Não desejo ficar no papel do chato que enxerga coisas onde os outros não veem, mas quero mostrar aspectos camuflados do comercial, que entendo como abusivos à boa saúde das relações conjugais.

A propaganda expõe uma esposa avessa ao diálogo, ao contrário “empurra goela abaixo” do marido situações consumadas. As cenas mostram um  estereótipo bem badalado de mulher, mas que a meu ver, lida mal com sua vida. Não cuida adequadamente do uso que faz com o dinheiro, decide, unilateralmente, que a mãe virá morar com eles e que parece, também, não ter tido o cuidado com o carro do esposo.

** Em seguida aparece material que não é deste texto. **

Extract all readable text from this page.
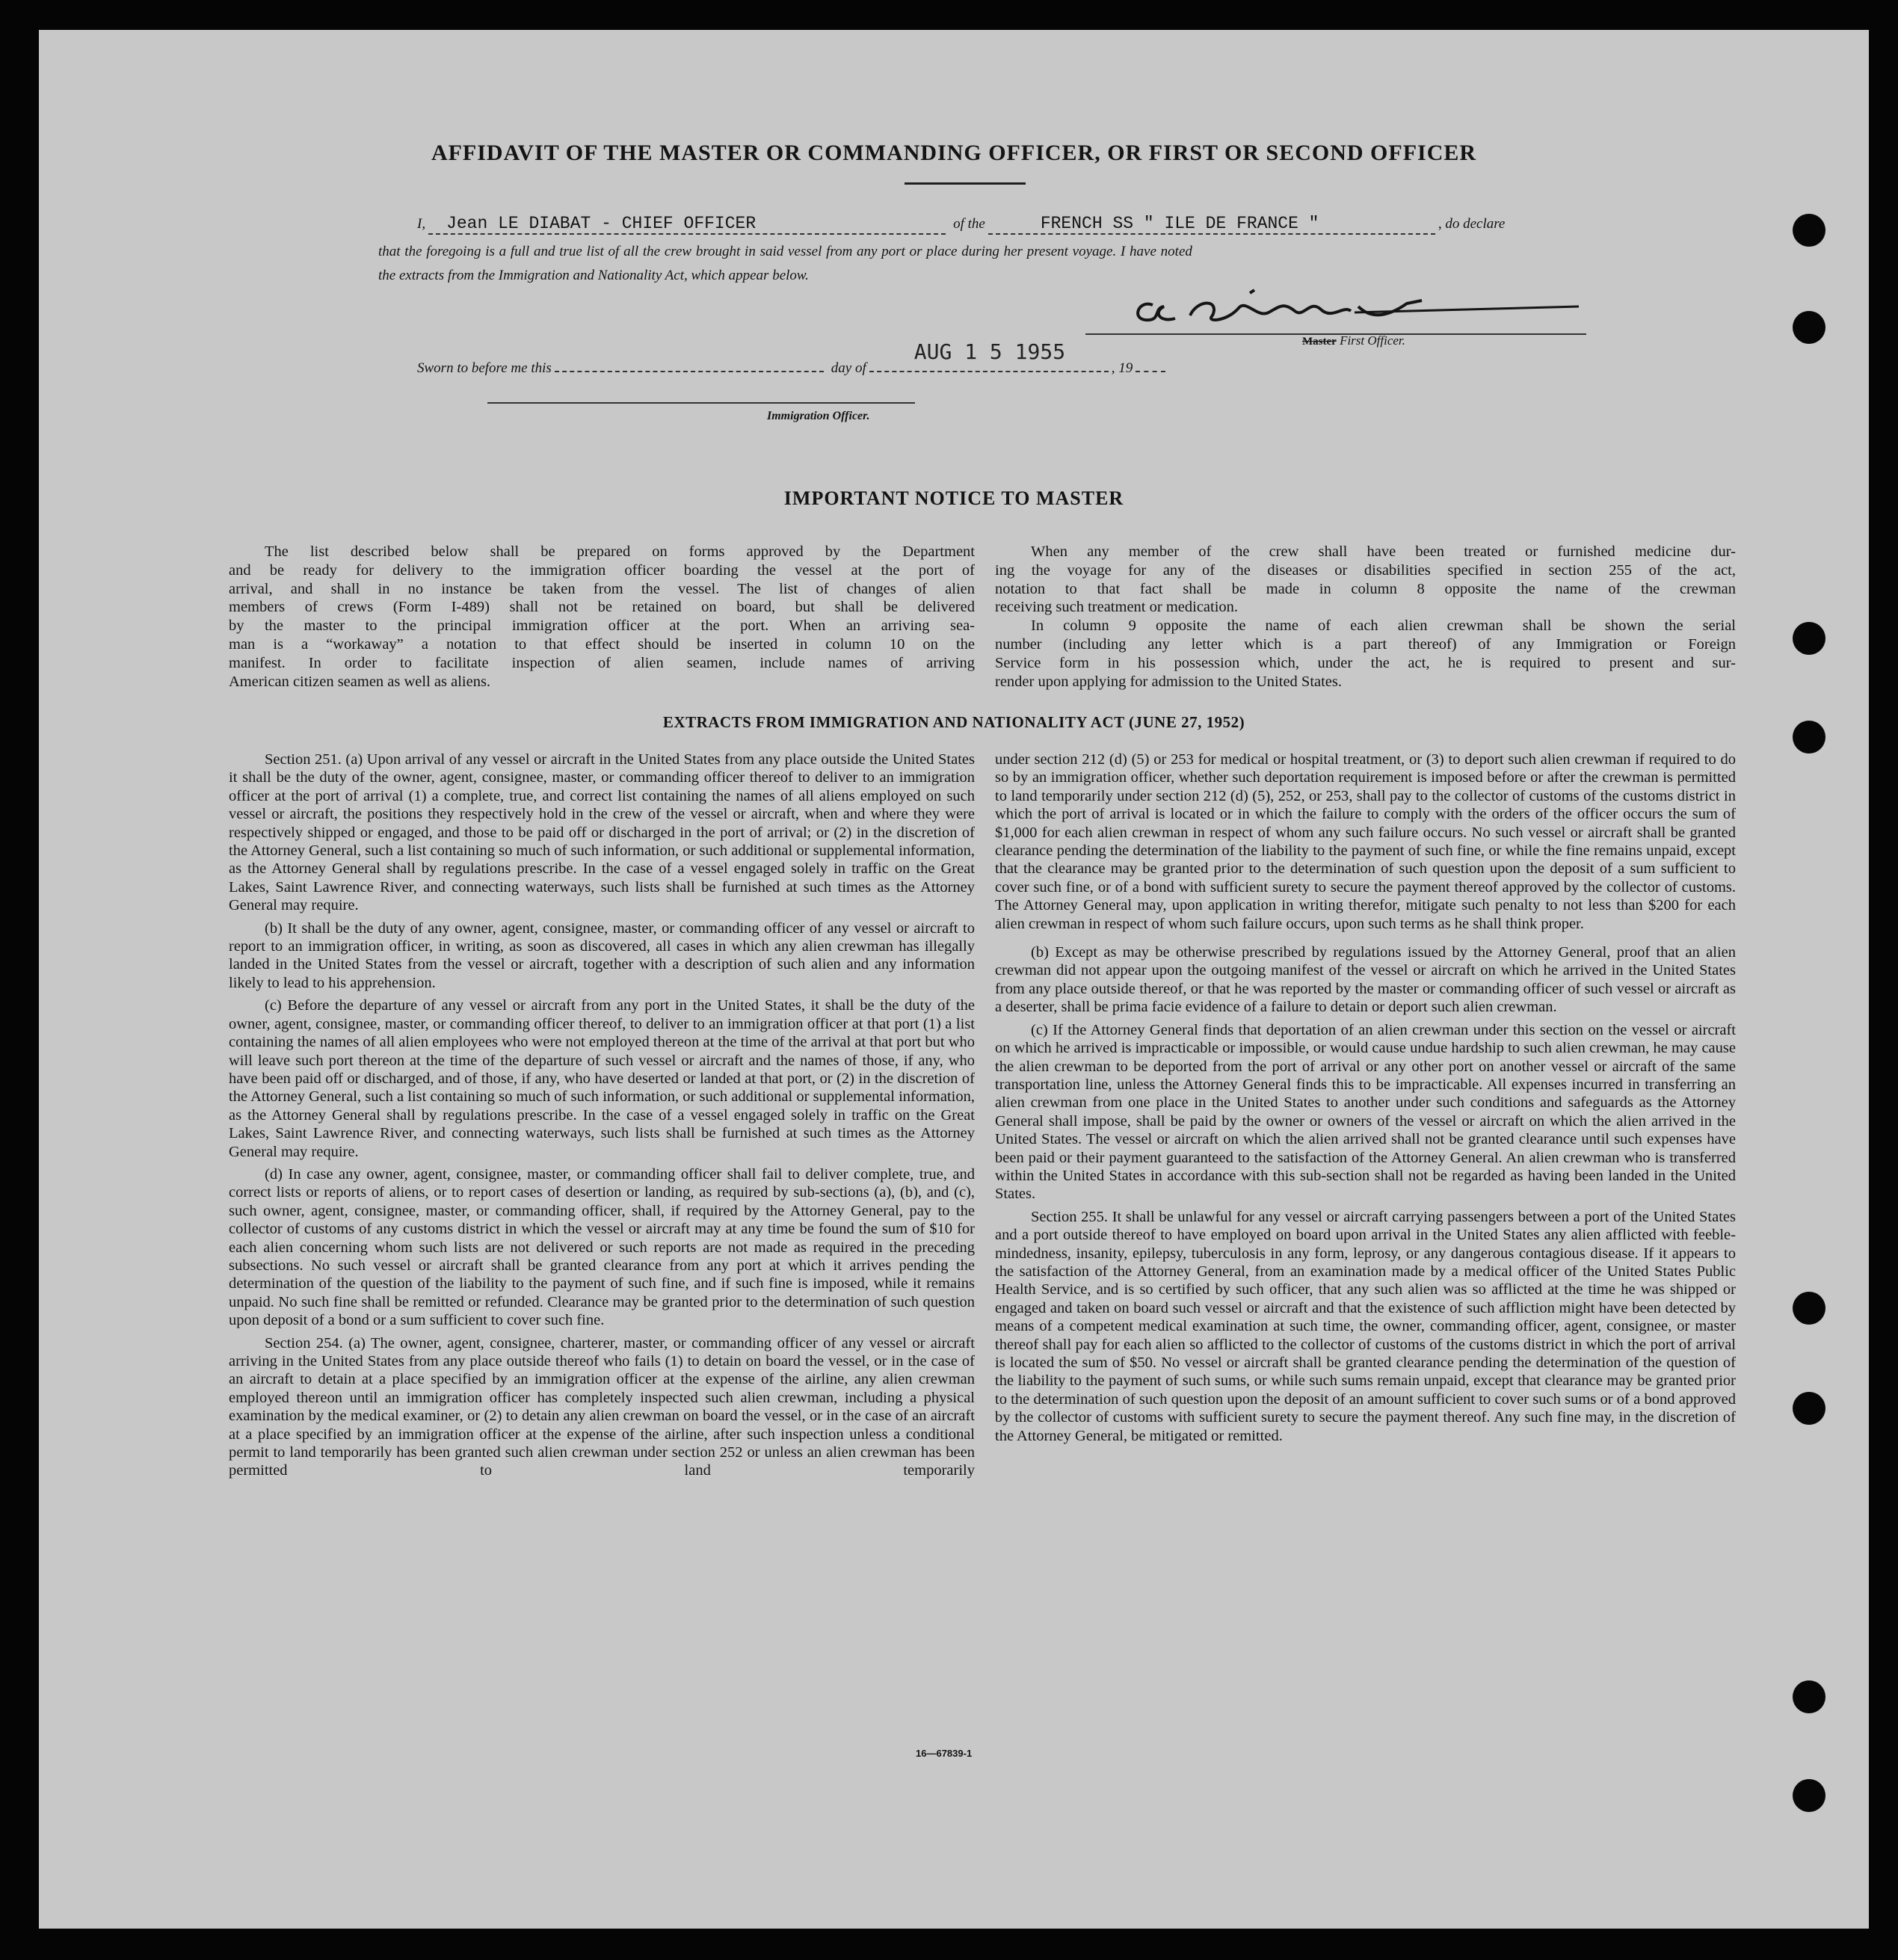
AFFIDAVIT OF THE MASTER OR COMMANDING OFFICER, OR FIRST OR SECOND OFFICER
I, Jean LE DIABAT - CHIEF OFFICER	of the	FRENCH SS " ILE DE FRANCE "	, do declare
that the foregoing is a full and true list of all the crew brought in said vessel from any port or place during her present voyage. I have noted
the extracts from the Immigration and Nationality Act, which appear below.
Master First Officer.
Sworn to before me this	day of
AUG 1 5 1955
, 19
Immigration Officer.
IMPORTANT NOTICE TO MASTER
The list described below shall be prepared on forms approved by the Department
and be ready for delivery to the immigration officer boarding the vessel at the port of
arrival, and shall in no instance be taken from the vessel. The list of changes of alien
members of crews (Form I-489) shall not be retained on board, but shall be delivered
by the master to the principal immigration officer at the port. When an arriving sea-
man is a “workaway” a notation to that effect should be inserted in column 10 on the
manifest. In order to facilitate inspection of alien seamen, include names of arriving
American citizen seamen as well as aliens.
When any member of the crew shall have been treated or furnished medicine dur-
ing the voyage for any of the diseases or disabilities specified in section 255 of the act,
notation to that fact shall be made in column 8 opposite the name of the crewman
receiving such treatment or medication.
In column 9 opposite the name of each alien crewman shall be shown the serial
number (including any letter which is a part thereof) of any Immigration or Foreign
Service form in his possession which, under the act, he is required to present and sur-
render upon applying for admission to the United States.
EXTRACTS FROM IMMIGRATION AND NATIONALITY ACT (JUNE 27, 1952)

Section 251. (a) Upon arrival of any vessel or aircraft in the United States from any place outside the United States it shall be the duty of the owner, agent, consignee, master, or commanding officer thereof to deliver to an immigration officer at the port of arrival (1) a complete, true, and correct list containing the names of all aliens employed on such vessel or aircraft, the positions they respectively hold in the crew of the vessel or aircraft, when and where they were respectively shipped or engaged, and those to be paid off or discharged in the port of arrival; or (2) in the discretion of the Attorney General, such a list containing so much of such information, or such additional or supplemental information, as the Attorney General shall by regulations prescribe. In the case of a vessel engaged solely in traffic on the Great Lakes, Saint Lawrence River, and connecting waterways, such lists shall be furnished at such times as the Attorney General may require.

(b) It shall be the duty of any owner, agent, consignee, master, or commanding officer of any vessel or aircraft to report to an immigration officer, in writing, as soon as discovered, all cases in which any alien crewman has illegally landed in the United States from the vessel or aircraft, together with a description of such alien and any information likely to lead to his apprehension.

(c) Before the departure of any vessel or aircraft from any port in the United States, it shall be the duty of the owner, agent, consignee, master, or commanding officer thereof, to deliver to an immigration officer at that port (1) a list containing the names of all alien employees who were not employed thereon at the time of the arrival at that port but who will leave such port thereon at the time of the departure of such vessel or aircraft and the names of those, if any, who have been paid off or discharged, and of those, if any, who have deserted or landed at that port, or (2) in the discretion of the Attorney General, such a list containing so much of such information, or such additional or supplemental information, as the Attorney General shall by regulations prescribe. In the case of a vessel engaged solely in traffic on the Great Lakes, Saint Lawrence River, and connecting waterways, such lists shall be furnished at such times as the Attorney General may require.

(d) In case any owner, agent, consignee, master, or commanding officer shall fail to deliver complete, true, and correct lists or reports of aliens, or to report cases of desertion or landing, as required by sub-sections (a), (b), and (c), such owner, agent, consignee, master, or commanding officer, shall, if required by the Attorney General, pay to the collector of customs of any customs district in which the vessel or aircraft may at any time be found the sum of $10 for each alien concerning whom such lists are not delivered or such reports are not made as required in the preceding subsections. No such vessel or aircraft shall be granted clearance from any port at which it arrives pending the determination of the question of the liability to the payment of such fine, and if such fine is imposed, while it remains unpaid. No such fine shall be remitted or refunded. Clearance may be granted prior to the determination of such question upon deposit of a bond or a sum sufficient to cover such fine.

Section 254. (a) The owner, agent, consignee, charterer, master, or commanding officer of any vessel or aircraft arriving in the United States from any place outside thereof who fails (1) to detain on board the vessel, or in the case of an aircraft to detain at a place specified by an immigration officer at the expense of the airline, any alien crewman employed thereon until an immigration officer has completely inspected such alien crewman, including a physical examination by the medical examiner, or (2) to detain any alien crewman on board the vessel, or in the case of an aircraft at a place specified by an immigration officer at the expense of the airline, after such inspection unless a conditional permit to land temporarily has been granted such alien crewman under section 252 or unless an alien crewman has been permitted to land temporarily

under section 212 (d) (5) or 253 for medical or hospital treatment, or (3) to deport such alien crewman if required to do so by an immigration officer, whether such deportation requirement is imposed before or after the crewman is permitted to land temporarily under section 212 (d) (5), 252, or 253, shall pay to the collector of customs of the customs district in which the port of arrival is located or in which the failure to comply with the orders of the officer occurs the sum of $1,000 for each alien crewman in respect of whom any such failure occurs. No such vessel or aircraft shall be granted clearance pending the determination of the liability to the payment of such fine, or while the fine remains unpaid, except that the clearance may be granted prior to the determination of such question upon the deposit of a sum sufficient to cover such fine, or of a bond with sufficient surety to secure the payment thereof approved by the collector of customs. The Attorney General may, upon application in writing therefor, mitigate such penalty to not less than $200 for each alien crewman in respect of whom such failure occurs, upon such terms as he shall think proper.

(b) Except as may be otherwise prescribed by regulations issued by the Attorney General, proof that an alien crewman did not appear upon the outgoing manifest of the vessel or aircraft on which he arrived in the United States from any place outside thereof, or that he was reported by the master or commanding officer of such vessel or aircraft as a deserter, shall be prima facie evidence of a failure to detain or deport such alien crewman.

(c) If the Attorney General finds that deportation of an alien crewman under this section on the vessel or aircraft on which he arrived is impracticable or impossible, or would cause undue hardship to such alien crewman, he may cause the alien crewman to be deported from the port of arrival or any other port on another vessel or aircraft of the same transportation line, unless the Attorney General finds this to be impracticable. All expenses incurred in transferring an alien crewman from one place in the United States to another under such conditions and safeguards as the Attorney General shall impose, shall be paid by the owner or owners of the vessel or aircraft on which the alien arrived in the United States. The vessel or aircraft on which the alien arrived shall not be granted clearance until such expenses have been paid or their payment guaranteed to the satisfaction of the Attorney General. An alien crewman who is transferred within the United States in accordance with this sub-section shall not be regarded as having been landed in the United States.

Section 255. It shall be unlawful for any vessel or aircraft carrying passengers between a port of the United States and a port outside thereof to have employed on board upon arrival in the United States any alien afflicted with feeble-mindedness, insanity, epilepsy, tuberculosis in any form, leprosy, or any dangerous contagious disease. If it appears to the satisfaction of the Attorney General, from an examination made by a medical officer of the United States Public Health Service, and is so certified by such officer, that any such alien was so afflicted at the time he was shipped or engaged and taken on board such vessel or aircraft and that the existence of such affliction might have been detected by means of a competent medical examination at such time, the owner, commanding officer, agent, consignee, or master thereof shall pay for each alien so afflicted to the collector of customs of the customs district in which the port of arrival is located the sum of $50. No vessel or aircraft shall be granted clearance pending the determination of the question of the liability to the payment of such sums, or while such sums remain unpaid, except that clearance may be granted prior to the determination of such question upon the deposit of an amount sufficient to cover such sums or of a bond approved by the collector of customs with sufficient surety to secure the payment thereof. Any such fine may, in the discretion of the Attorney General, be mitigated or remitted.

16—67839-1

O comercial sugere que a sedução sexual dá resultados e é um bom caminho para ser seguido pelas mulheres diante de dificuldades. Na nossa cultura o corpo feminino é supervalorizado, em detrimento ao intelecto, aos afetos e ao jeito de pensar da mulher. Lembro de um ditado que desqualifica a conversa em relação ao sexo, que diz: “os problemas do casal se resolvem na cama”.

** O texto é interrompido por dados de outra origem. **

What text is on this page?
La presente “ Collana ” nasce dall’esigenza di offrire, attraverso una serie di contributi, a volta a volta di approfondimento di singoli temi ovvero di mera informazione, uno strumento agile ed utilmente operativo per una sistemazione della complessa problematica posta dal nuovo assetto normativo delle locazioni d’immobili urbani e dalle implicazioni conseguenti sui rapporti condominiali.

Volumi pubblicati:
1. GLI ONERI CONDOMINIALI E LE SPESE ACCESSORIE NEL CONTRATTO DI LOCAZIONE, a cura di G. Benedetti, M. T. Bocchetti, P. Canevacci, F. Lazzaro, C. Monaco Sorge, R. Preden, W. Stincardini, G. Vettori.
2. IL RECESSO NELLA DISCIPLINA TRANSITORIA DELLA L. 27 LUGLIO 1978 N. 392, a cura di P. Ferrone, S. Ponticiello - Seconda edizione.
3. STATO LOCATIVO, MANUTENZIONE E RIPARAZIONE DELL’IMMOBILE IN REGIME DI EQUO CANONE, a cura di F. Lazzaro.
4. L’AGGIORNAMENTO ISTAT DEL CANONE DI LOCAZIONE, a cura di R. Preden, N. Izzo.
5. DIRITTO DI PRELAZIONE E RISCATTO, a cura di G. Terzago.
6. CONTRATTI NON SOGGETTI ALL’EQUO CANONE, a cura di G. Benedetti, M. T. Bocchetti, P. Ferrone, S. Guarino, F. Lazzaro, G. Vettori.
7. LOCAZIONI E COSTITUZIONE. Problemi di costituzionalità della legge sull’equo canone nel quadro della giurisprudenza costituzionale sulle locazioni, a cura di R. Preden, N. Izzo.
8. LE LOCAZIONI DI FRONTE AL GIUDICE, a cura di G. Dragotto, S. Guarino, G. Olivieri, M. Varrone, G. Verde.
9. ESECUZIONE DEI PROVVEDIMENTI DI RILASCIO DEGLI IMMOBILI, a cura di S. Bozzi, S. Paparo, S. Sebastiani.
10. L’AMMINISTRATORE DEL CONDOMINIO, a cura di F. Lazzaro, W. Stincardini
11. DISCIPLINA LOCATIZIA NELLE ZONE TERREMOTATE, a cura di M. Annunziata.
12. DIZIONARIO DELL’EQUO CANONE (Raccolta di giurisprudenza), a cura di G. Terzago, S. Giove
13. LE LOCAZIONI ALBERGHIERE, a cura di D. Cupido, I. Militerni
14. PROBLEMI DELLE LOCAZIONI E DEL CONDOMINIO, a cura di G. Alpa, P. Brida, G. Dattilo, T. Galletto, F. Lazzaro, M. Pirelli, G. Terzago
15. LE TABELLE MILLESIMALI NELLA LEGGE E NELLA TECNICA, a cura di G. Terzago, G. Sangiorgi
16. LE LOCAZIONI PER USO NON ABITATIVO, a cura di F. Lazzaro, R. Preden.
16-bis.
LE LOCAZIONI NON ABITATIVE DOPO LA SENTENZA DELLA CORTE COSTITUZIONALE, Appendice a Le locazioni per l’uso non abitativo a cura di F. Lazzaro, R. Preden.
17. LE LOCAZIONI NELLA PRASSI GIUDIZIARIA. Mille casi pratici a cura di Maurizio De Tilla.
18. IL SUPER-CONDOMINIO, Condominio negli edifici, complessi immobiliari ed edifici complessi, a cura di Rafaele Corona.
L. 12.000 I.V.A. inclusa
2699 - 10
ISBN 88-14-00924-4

É evidente o pouco caso que faz desse marido, que soa na propaganda como um paspalhão, que aceita este padrão de vínculo, em que o dinheiro é um elo forte para se manter uma relação. A idéia subliminar é que o companheiro aceita relacionar-se na linha de “me engana que eu gosto”. Em nossa cultura, os homens tendem a escolher a mulher pelo seu corpo e sua beleza. O inverso também é verdadeiro, muitas mulheres olham para o homem bonito e que aparenta poder.

As dificuldades conjugais decorrem da incapacidade dos casais saberem conversar. Observo fatores que deterioram o convívio, como: relações de domínio e de submissão, nas quais um dos cônjuges tenta mandar no outro; a pouca capacidade dos cônjuges serem verdadeiros em relação ao que sentem e pensam e a sexualização exagerada da relação.

O que ficará no imaginário das crianças  vendo esse comercial? “Terei resultados, quando crescer, se oferecer meu corpo nas horas difíceis da vida conjugal; o corpo é um instrumento de poder sobre os homens; para eu me sentir valorizada preciso ser uma mulher bonita e atraente”. Os meninos também incorporam esta ideia do corpo como o que manterá a relação.

Tenho alertado em palestras, entrevistas e workshop’s sobre os abusos e maus tratos psíquicos vivenciados em nosso cotidiano. É sabido que os abusos sexuais, físicos, morais são fatores de levam ao adoecimento mental, mas os verbais e os transmitidos pelas imagens são igualmente adoecedores.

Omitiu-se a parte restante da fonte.